Tuesday, December 4, 2018

Effectively Treat a Muscle Injury or Sprain -- The Benefits of Icing!

As the temperature begins to drop in many areas with winter blowing in, it seems like a fitting time to post a writing about the benefits of icing an injury. It won't be long before there is a rise in incidents of sprained ankles/knees from slipping on ice, or strained muscles from shoveling snow. The benefits of icing are greatest within the first day or two after sustaining an injury. Apply a bag of crushed ice, a bag of frozen veggies, or an ice pack to your injury. It will help relieve pain and prevent swelling by decreasing blood flow to the area.

R.I.C.E. is an acronym that many sports trainers and athletes use to remember how to treat a minor muscle injury. It stands for rest, ice, compress, and elevate.

Resting is one of the most effective ways to start your healing process. Your injured muscle will be weak and vulnerable to further injury, especially in the first few hours. Take a break from moving it to help it heal.

When it comes to icing, avoid frostbite by never placing the ice directly on your bare skin. Instead, wrap it in a thin cloth or towel before applying it to the injured area. Apply ice for 15 to 20 minutes at a time, and allow your skin to return to normal temperature in between icing. To maximize the benefits of icing, ice three times a day with at least 45 minutes in between applications.
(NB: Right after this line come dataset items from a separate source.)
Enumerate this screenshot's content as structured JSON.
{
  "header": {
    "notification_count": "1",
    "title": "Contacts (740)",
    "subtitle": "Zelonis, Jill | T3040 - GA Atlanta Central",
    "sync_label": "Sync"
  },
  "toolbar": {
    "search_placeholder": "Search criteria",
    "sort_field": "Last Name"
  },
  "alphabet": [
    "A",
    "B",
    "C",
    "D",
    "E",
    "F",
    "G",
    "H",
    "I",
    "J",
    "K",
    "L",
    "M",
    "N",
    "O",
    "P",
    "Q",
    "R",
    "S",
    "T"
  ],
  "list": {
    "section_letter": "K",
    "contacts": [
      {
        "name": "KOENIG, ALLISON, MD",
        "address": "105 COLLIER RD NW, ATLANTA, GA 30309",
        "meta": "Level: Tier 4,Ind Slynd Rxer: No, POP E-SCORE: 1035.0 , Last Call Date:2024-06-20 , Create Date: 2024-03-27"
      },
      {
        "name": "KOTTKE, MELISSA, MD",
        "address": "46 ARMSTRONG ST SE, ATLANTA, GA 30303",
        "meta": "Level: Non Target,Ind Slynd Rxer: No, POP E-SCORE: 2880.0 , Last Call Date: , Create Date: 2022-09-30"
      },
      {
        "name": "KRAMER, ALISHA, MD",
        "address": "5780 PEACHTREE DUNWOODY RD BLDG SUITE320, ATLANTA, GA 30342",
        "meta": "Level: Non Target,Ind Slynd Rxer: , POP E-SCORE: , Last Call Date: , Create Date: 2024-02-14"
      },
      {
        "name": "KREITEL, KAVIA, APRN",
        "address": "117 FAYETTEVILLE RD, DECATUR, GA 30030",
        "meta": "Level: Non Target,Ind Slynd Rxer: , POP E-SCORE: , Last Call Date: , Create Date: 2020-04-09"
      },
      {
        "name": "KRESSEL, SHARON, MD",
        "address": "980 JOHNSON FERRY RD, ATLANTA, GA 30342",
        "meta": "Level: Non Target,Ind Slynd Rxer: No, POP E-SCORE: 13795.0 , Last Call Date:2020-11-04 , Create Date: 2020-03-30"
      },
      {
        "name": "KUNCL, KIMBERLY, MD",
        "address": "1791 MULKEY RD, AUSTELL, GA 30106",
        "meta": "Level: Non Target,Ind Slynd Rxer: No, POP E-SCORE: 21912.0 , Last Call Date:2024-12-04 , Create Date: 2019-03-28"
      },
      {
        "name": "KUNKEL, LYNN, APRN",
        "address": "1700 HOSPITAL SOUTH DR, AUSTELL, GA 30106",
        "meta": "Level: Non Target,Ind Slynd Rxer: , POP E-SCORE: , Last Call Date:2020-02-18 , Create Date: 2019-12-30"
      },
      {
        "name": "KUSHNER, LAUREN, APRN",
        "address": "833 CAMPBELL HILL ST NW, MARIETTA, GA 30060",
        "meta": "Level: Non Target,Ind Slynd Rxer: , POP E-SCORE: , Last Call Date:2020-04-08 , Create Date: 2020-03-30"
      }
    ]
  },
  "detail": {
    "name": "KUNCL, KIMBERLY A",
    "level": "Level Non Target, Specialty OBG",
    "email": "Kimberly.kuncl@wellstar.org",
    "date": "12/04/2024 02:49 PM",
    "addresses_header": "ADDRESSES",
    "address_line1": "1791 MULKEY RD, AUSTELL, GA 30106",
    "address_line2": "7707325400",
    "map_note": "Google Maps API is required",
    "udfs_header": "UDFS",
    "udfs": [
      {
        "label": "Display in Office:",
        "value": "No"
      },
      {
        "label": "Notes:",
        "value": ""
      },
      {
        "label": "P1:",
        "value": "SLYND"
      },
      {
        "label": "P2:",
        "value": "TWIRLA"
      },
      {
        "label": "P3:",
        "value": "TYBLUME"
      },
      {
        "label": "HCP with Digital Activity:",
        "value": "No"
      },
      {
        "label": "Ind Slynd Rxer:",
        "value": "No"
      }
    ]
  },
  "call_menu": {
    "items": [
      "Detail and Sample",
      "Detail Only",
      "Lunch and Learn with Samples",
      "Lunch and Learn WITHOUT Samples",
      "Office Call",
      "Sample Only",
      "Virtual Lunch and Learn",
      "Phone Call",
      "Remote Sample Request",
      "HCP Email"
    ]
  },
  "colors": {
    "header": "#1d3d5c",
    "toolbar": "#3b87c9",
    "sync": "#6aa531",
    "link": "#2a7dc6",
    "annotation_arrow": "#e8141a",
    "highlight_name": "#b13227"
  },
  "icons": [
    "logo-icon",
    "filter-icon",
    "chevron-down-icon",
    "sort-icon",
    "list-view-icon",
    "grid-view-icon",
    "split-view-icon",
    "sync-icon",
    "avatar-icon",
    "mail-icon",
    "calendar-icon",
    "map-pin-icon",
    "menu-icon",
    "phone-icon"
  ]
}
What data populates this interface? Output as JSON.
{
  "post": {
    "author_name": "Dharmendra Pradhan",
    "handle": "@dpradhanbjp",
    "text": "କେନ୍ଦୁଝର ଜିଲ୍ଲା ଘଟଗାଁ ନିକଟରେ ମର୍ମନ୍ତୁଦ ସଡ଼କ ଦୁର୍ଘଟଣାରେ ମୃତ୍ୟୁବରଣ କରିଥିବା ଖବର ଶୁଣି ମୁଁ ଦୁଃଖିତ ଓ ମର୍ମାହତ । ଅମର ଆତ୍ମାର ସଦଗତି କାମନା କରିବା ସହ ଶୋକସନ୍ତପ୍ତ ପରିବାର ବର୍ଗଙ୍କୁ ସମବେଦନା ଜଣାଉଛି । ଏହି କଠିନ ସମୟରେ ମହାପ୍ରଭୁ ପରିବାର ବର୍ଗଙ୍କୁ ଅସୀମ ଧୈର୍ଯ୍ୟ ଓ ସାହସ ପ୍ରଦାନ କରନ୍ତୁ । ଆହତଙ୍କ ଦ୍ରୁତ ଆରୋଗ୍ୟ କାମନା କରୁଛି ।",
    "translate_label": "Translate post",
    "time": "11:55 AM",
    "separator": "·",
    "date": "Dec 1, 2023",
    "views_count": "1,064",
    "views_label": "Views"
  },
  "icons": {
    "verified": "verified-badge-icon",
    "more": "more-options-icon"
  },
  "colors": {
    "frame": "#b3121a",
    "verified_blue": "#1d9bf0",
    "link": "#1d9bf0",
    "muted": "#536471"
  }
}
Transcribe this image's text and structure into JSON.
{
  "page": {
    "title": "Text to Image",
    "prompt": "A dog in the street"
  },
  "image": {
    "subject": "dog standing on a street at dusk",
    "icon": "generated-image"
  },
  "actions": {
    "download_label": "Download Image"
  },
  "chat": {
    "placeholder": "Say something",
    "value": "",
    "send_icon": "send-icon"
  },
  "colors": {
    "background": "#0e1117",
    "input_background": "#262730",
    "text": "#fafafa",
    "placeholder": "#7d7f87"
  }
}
An elastic bandage wrapped firmly around your injury can help minimize swelling by creating compression and preventing the buildup of fluid. It can also help ease pain by keeping the injured area somewhat immobilized. The bandage may not be enough to immobilize the injured area entirely, but it will provide some support and remind you to keep it still. If the bandage causes tingling or numbness, remove it and rewrap it more loosely. It shouldn’t be so tight that it causes discomfort or interferes with your blood flow. Even gentle compression can help keep fluid from collecting around the injury.

Elevating an injury above the level of your heart will helping minimize swelling by allowing fluid to drain away from the area. If you can’t raise it above your heart, try to keep the injured area at the same level as your heart or close to it. If you suffered an injury to your buttocks or hips, you should try lying down with one or more pillows wedged under your buttocks and lower back to help lift it.

The day after suffering an injury is often the most painful. Swelling will likely be at its worst a few hours to a couple of days after your injury occurred. Bruising will continue to develop for the first few hours and may be very noticeable the next day. Continue using the R.I.C.E. treatment method for the first 48 to 72 hours after your injury. During this time, you should keep the injured area wrapped with an elastic bandage, elevate it when you can, and apply ice every few hours. During the first three days following a muscle strain or sprain, don’t apply heat to the area. While it may feel soothing, heat can increase circulation and worsen swelling. Think to yourself... ice is nice!

Keep in mind that you can also perform an "ice massage." Apply ice directly to the injury and move the ice frequently, not allowing it to sit in one spot. Many athletes will perform an ice massage where they use a frozen block of ice and massage into the area of discomfort, to prevent prolonged direct contact of the ice to one specific location.

Here are some tips for icing:
  • Use a Ziploc bag with ice cubes or crushed ice. Add a little water to the ice bag so it will conform to your body.
  • Keep paper cups filled with water in your freezer. Peel the top of the cup away and massage the ice cup over the injury in a circular pattern allowing the ice to melt away.
  • Use a bag of frozen peas or corn. This option provides a reusable treatment method. However, once used for icing, the defrosted food should not be eaten if you return it to the freezer to use again!
  • There are many products sold that can be reused to help you ice an injured body part. Many of these are designed to conform to a specific part of the body.